Most investment property is not let at a rack rent, but is reversionary, the rent is expected to change from the passing rent at rent review or lease renewal. This happens when the property is not recently let at a full rent. The property was perhaps let some time ago and that figure is now historic, the market having moved on. You are working for a Local Authority and elected members have asked for an explanation as to how such property is valued on a ‘term and reversion’ basis. Create your own example of a term and reversion valuation, with income flow diagram and layout, and value this. Explain and comment on every line of your valuation – stating what is taking place and happening with the figures on each line.
You should ensure that you have a different ‘property’ from everyone else – given the infinite choice of numbers out there, the passing rent and reversionary rent, should be different from others. To help in respect of yield you would be advised to choose a figure in the 3.5%-11% range. Take care with the yield treatment of the term and reversion and get this correct. Explain and comment fully in your answer.

TASK THREE

One of your colleagues has been to lunch with a small regional commercial developer.
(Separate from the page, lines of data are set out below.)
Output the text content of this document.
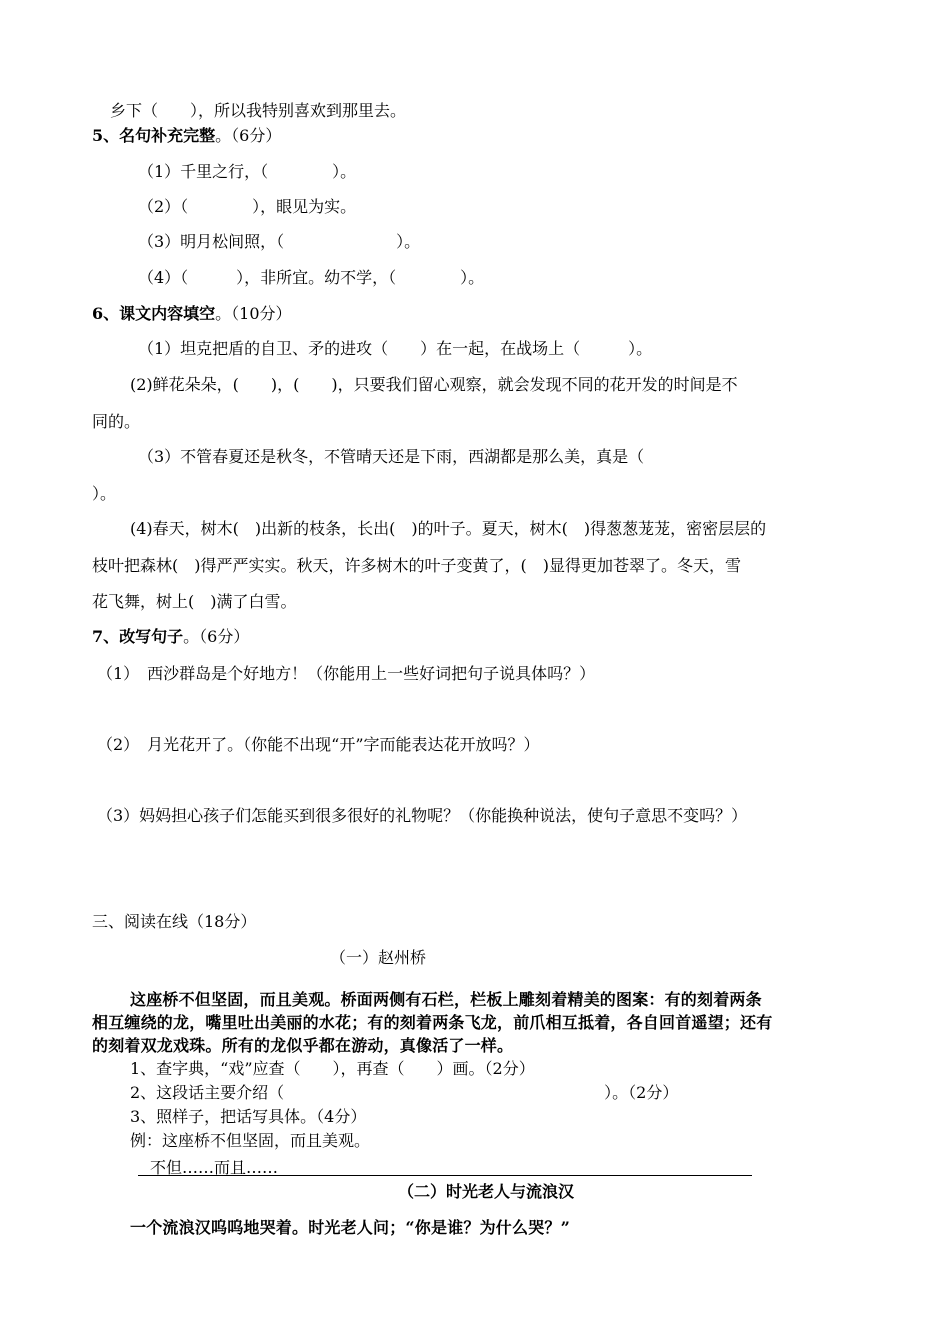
乡下（　　），所以我特别喜欢到那里去。
5、名句补充完整。（6分）
（1）千里之行，（　　　　）。
（2）（　　　　），眼见为实。
（3）明月松间照，（　　　　　　　）。
（4）（　　　），非所宜。幼不学，（　　　　）。
6、课文内容填空。（10分）
（1）坦克把盾的自卫、矛的进攻（　　）在一起，在战场上（　　　）。
(2)鲜花朵朵，(　　)，(　　)，只要我们留心观察，就会发现不同的花开发的时间是不
同的。
（3）不管春夏还是秋冬，不管晴天还是下雨，西湖都是那么美，真是（
）。
(4)春天，树木(　)出新的枝条，长出(　)的叶子。夏天，树木(　)得葱葱茏茏，密密层层的
枝叶把森林(　)得严严实实。秋天，许多树木的叶子变黄了，(　)显得更加苍翠了。冬天，雪
花飞舞，树上(　)满了白雪。
7、改写句子。（6分）
（1）　西沙群岛是个好地方！（你能用上一些好词把句子说具体吗？）
（2）　月光花开了。（你能不出现“开”字而能表达花开放吗？）
（3）妈妈担心孩子们怎能买到很多很好的礼物呢？（你能换种说法，使句子意思不变吗？）
三、阅读在线（18分）
（一）赵州桥
这座桥不但坚固，而且美观。桥面两侧有石栏，栏板上雕刻着精美的图案：有的刻着两条
相互缠绕的龙，嘴里吐出美丽的水花；有的刻着两条飞龙，前爪相互抵着，各自回首遥望；还有
的刻着双龙戏珠。所有的龙似乎都在游动，真像活了一样。
1、查字典，“戏”应查（　　），再查（　　）画。（2分）
2、这段话主要介绍（　　　　　　　　　　　　　　　　　　　　）。（2分）
3、照样子，把话写具体。（4分）
例：这座桥不但坚固，而且美观。
不但……而且……
（二）时光老人与流浪汉
一个流浪汉呜呜地哭着。时光老人问；“你是谁？为什么哭？”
They discussed the availability of a site on the edge of a market town. The site has planning consent for 800 square metres gross of office space. Rents in the locality are in the region of £230 per metre squared net, office yields are 5.5% with a good covenant, build costs are in the order of £1100 per metre squared gross, finance can be assumed to be available at 7%p.a, the build period and a void period need to be assumed, other costs should also be assumed, reasoned and stated. Provide an estimation of the figure you feel the developer could afford to pay for the site. Fully reason your answer.
This question above asks for an outline residual valuation. There are some ‘unknowns’ that you have to provide reasoned figures for, do that. If you cover the main cost headings and allow for a Developer’s Profit you should be proceeding along the right lines. Do though reason your figures and fully explain them. You should (obviously) but it is worth restating, not copy or reproduce the work of any other student.

TASK FOUR

A shopkeeper has come into your office for a meeting with one of your Partner’s to discuss his Rating Assessment. Following the discussion it is clear that the shopkeeper does not understand what is meant by the expression; ‘rent In Terms of Zone A (ITZA)’. Your Partner has asked you to provide outline sketches and notes covering a few different situations, to explain what is meant by an ITZA rent and to show how one is arrived at.
The final part of answering this question would be helpfully answered by creating a ‘comparable property’ let at a rent and then analysing this rent so it is put in terms of zone A. You can then use this figure to calculate an assumed rental value for a ‘subject’ shop.